An Artist Liaison serves as the point of communication and contact between the festival and the artist. As a wise woman once told me, "Your Job is to troubleshoot." And when I looked up the definition for confirmation, I immediately felt eustress. It means to "solve serious problems for a company or other organization" and yeah there is always something to solve where there are artists involved. There were about 55 bands that performed at the festival and I was responsible for communications between these bands and the relevant departments in the festival while my colleague/secondary boss managed logistics.  Be prepared for anything and adapt when anything happens when planning a festival. Though I enjoy being both sides, experiencing an event as a performer differs completely from working behind the scenes, the latter is more unpredictable and requires community and control which makes it more interactive and satisfying.

By the time we got to May I was running on coffee (shout out Underfire team!), late nights, jokes, random nights of fun and a determination to keep learning and doing my best. I was no stranger to that panicky jittery happy feeling that comes with an impending event, seeing the days inch closer and closer to the reality of the thing you have been working on for so long. I am one of the co-founders of WAFE that has been happening since 2015 and we are familiar with those emotions. The major difference was that there was a lot more at stake being in eSwatini because I had come a long way and it was not my project so I had to treat it with a different respect.

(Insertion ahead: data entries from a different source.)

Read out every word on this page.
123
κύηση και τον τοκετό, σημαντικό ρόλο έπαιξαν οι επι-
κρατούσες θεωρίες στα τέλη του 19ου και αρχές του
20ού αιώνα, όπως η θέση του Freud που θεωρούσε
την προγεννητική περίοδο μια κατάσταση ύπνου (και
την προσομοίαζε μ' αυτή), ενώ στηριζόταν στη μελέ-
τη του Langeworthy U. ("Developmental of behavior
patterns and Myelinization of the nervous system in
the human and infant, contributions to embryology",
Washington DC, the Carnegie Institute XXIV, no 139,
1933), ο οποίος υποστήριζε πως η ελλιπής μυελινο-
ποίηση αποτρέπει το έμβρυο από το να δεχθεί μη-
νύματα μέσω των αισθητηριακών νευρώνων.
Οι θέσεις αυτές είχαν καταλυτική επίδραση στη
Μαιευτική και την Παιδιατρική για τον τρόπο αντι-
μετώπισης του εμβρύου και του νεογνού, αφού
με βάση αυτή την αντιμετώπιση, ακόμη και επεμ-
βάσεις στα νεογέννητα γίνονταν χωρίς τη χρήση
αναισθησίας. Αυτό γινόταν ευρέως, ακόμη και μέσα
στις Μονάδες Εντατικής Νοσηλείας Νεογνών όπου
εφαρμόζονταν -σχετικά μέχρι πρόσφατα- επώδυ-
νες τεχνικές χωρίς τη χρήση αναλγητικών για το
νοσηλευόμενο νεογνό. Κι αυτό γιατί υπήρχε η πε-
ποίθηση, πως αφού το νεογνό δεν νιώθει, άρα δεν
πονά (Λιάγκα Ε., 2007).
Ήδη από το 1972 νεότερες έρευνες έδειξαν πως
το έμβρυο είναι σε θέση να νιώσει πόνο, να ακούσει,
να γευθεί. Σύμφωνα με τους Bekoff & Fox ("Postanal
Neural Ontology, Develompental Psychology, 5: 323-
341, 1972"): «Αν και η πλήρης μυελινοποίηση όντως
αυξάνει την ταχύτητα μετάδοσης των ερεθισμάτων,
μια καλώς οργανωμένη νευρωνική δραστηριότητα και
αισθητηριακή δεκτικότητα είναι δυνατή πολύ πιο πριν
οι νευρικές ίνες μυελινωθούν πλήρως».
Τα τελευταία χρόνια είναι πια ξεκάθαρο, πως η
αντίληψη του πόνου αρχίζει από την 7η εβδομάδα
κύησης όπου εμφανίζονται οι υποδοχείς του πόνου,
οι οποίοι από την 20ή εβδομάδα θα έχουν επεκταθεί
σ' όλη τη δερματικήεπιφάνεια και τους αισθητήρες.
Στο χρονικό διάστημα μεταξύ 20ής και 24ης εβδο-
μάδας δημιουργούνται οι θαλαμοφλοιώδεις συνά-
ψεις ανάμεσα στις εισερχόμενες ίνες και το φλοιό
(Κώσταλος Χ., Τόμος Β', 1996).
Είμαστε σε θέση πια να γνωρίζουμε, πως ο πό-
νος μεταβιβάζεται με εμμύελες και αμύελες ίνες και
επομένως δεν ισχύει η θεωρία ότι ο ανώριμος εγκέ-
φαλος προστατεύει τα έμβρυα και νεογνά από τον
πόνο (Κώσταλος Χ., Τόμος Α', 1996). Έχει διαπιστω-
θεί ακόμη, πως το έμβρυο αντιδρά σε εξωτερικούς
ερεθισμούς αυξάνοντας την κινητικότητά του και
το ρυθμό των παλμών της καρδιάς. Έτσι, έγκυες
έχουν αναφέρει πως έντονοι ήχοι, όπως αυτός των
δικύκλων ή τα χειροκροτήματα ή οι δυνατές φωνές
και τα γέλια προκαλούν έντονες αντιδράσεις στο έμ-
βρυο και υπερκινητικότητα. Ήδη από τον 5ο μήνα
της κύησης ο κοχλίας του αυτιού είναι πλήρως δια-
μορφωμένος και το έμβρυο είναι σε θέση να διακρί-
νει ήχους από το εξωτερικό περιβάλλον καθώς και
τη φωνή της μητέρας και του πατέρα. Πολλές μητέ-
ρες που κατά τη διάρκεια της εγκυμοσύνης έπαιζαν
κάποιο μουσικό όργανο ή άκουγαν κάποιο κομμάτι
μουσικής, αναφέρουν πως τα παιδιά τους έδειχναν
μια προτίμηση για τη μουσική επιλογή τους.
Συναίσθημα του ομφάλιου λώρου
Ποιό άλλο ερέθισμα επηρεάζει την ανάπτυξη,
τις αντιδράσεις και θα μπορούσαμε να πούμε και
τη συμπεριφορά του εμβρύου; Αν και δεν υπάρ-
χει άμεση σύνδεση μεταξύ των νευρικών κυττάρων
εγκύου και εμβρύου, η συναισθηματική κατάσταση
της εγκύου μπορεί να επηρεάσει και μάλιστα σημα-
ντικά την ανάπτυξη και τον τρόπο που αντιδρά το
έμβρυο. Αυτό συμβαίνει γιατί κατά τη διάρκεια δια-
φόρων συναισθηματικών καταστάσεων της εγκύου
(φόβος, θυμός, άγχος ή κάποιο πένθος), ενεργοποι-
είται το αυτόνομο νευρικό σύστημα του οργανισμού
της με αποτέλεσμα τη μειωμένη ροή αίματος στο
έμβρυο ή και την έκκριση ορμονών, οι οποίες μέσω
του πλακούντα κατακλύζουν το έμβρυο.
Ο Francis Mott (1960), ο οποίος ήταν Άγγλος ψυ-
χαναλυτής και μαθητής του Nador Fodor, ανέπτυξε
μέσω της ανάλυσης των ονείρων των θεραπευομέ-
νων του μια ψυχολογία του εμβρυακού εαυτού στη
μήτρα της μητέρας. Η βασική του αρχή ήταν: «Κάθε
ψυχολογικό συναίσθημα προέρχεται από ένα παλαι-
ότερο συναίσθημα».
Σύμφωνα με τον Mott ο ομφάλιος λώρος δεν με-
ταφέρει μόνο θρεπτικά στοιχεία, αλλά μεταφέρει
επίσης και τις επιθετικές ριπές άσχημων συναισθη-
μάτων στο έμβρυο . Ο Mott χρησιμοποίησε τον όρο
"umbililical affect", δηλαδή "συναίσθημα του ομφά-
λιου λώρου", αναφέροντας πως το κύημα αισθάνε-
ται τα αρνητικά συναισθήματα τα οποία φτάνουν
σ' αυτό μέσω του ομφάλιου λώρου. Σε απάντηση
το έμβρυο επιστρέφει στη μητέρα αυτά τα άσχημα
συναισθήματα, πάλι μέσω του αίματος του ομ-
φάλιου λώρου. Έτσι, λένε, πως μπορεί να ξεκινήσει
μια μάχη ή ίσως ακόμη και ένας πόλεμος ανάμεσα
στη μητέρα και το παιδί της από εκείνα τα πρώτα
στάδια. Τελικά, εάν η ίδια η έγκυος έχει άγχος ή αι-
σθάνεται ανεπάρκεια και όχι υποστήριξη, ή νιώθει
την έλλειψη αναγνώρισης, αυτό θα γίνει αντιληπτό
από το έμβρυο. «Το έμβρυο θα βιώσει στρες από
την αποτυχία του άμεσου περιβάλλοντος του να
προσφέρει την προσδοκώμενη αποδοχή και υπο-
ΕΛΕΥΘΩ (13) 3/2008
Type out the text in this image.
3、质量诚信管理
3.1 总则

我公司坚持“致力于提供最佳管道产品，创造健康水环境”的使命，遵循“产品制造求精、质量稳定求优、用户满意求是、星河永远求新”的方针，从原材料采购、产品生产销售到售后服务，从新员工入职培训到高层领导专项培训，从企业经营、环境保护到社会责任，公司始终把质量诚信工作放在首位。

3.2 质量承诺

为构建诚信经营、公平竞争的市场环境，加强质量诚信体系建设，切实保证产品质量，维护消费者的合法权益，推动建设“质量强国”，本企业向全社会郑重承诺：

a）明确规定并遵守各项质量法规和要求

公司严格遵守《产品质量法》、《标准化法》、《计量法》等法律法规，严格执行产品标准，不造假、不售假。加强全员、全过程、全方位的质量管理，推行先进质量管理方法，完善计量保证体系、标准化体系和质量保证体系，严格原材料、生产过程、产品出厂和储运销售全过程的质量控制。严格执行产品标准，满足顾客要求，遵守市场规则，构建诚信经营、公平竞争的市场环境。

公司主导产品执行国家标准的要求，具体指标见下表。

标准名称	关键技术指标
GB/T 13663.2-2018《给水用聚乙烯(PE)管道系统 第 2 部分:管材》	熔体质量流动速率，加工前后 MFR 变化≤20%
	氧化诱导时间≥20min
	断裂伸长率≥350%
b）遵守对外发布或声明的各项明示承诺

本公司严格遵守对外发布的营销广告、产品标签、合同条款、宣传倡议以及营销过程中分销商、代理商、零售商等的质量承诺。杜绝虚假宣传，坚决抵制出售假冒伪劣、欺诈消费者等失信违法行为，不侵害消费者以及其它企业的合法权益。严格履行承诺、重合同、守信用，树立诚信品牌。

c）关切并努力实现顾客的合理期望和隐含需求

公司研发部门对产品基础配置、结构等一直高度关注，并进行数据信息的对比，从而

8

I don't remember everything because I only slept 6 hours over the three days of the festival. However, I have vivid recollections of unforgettable moments like this one:
When Malawians meet! Street performers Kufewa Acrobatics also performed at the festival!
I got to hear, watch, meet, and interact with some of the best artists Africa and the world has to offer. I had to deal with some interesting scenarios quickly and delicately because "the show must go on." I got to see people from all over the world of different ages, sex and races just enjoy the experience we had created for them. I got to do what I love with people I had grown to love.
This video, taken when my awesome boss took me to see Black Motion perform, perfectly surmises how those three and a half months felt building up to the biggest three nights of music, art, and culture the continent has to offer. It was overwhelming joy and anxiety all at once, and I was happy with my decision to come and have this experience. I knew in that moment that my life would never be the same and change for the better.